8403 – Several issues on use cases, including consistency with XQFTTS

This is an archived snapshot of W3C's public bugzilla bug tracker, decommissioned in April 2019. Please see the home page for more details.

Bug 8403 - Several issues on use cases, including consistency with XQFTTS

Summary: Several issues on use cases, including consistency with XQFTTS

Status:	CLOSED FIXED

Alias:	None

Product:	XPath / XQuery / XSLT
Classification:	Unclassified
Component:	Full Text 1.0 Use Cases (show other bugs)
Version:	Candidate Recommendation
Hardware:	All All

Importance:	P2 normal
Target Milestone:	---
Assignee:	Pat Case
QA Contact:	Mailing list for public feedback on specs from XSL and XML Query WGs

URL:
Whiteboard:
Keywords:

Depends on:
Blocks:

Reported:	2009-11-30 17:09 UTC by Peter M. Fischer
Modified:	2011-01-05 23:11 UTC (History)
CC List:	1 user (show)

See Also:

Attachments

Description Peter M. Fischer 2009-11-30 17:09:07 UTC

I've run into a number of issues with the FT use cases when testing the MXQuery implementation against the test suite:

- The use case document and the test suite seem to be out of sync for the ignore (14.2) cases:
1) 14.2.1: Test Suite expects empty results, document non-empty. 

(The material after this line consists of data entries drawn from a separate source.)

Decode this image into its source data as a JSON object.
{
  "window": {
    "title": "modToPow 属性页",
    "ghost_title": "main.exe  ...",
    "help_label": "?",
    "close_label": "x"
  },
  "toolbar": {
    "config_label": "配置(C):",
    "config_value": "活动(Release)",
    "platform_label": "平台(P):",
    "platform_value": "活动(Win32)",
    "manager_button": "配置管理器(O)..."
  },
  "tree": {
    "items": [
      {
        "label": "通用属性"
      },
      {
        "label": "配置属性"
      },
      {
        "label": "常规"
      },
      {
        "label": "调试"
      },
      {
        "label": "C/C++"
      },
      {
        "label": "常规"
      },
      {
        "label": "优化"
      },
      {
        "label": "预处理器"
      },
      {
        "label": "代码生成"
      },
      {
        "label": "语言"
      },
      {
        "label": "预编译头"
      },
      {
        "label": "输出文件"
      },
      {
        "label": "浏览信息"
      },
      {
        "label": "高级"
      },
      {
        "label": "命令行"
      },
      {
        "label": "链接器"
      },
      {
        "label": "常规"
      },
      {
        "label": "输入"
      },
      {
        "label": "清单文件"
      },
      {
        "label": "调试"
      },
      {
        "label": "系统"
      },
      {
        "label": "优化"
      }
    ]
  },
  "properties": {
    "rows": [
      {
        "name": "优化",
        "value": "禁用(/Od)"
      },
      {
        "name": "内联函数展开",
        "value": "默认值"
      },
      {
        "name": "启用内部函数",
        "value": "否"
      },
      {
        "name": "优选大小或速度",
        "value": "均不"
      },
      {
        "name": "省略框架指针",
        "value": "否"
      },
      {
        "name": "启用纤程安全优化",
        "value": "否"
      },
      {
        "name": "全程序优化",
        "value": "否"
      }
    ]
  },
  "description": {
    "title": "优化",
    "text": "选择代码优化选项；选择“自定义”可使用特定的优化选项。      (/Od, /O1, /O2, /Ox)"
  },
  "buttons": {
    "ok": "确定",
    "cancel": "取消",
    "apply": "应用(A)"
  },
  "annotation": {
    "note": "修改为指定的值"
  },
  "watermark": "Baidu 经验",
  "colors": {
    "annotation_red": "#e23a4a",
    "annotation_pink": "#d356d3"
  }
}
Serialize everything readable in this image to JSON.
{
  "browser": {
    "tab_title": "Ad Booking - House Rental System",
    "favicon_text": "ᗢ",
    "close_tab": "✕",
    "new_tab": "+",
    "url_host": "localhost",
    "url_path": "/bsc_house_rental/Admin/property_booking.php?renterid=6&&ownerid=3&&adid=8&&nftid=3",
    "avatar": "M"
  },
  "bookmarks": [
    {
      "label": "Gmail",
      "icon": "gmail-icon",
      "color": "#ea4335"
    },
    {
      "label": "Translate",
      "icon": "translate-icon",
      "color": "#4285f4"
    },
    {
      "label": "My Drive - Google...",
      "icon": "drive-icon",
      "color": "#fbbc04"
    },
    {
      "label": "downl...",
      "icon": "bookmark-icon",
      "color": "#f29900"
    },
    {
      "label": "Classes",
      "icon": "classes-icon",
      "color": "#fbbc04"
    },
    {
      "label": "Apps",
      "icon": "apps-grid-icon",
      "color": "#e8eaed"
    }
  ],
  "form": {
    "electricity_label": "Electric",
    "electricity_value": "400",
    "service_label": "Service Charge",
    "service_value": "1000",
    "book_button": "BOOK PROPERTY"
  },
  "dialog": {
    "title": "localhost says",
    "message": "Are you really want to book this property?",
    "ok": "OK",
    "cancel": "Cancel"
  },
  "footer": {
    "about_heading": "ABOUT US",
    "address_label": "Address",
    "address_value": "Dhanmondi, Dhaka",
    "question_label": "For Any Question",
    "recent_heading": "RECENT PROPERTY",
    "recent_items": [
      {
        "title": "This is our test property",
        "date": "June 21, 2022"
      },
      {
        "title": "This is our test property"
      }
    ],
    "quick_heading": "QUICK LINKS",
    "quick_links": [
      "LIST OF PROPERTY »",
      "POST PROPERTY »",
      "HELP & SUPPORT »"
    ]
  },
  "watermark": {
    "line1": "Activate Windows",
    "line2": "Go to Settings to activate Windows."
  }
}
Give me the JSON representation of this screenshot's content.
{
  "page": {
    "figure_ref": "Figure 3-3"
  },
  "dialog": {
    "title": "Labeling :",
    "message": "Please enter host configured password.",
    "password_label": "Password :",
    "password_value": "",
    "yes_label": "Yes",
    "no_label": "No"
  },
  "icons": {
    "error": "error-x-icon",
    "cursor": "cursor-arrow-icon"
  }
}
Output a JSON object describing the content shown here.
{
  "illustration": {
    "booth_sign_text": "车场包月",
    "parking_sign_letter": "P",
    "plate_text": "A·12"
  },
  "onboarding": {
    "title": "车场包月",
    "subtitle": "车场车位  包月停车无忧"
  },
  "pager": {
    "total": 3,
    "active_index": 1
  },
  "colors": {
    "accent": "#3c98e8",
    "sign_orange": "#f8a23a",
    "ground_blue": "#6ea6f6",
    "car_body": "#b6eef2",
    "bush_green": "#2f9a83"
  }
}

2) 14.2.2: Queries in document specify to include all chapters, not just the ones containing the search terms. The expected result in both the UC document and the suite list only the chapter containing the terms, not all. ignore-queries-q2 (XQuery solution in suite) is different from UC document (and the XPath solution), lists all books, not just the one with the relevant chapter.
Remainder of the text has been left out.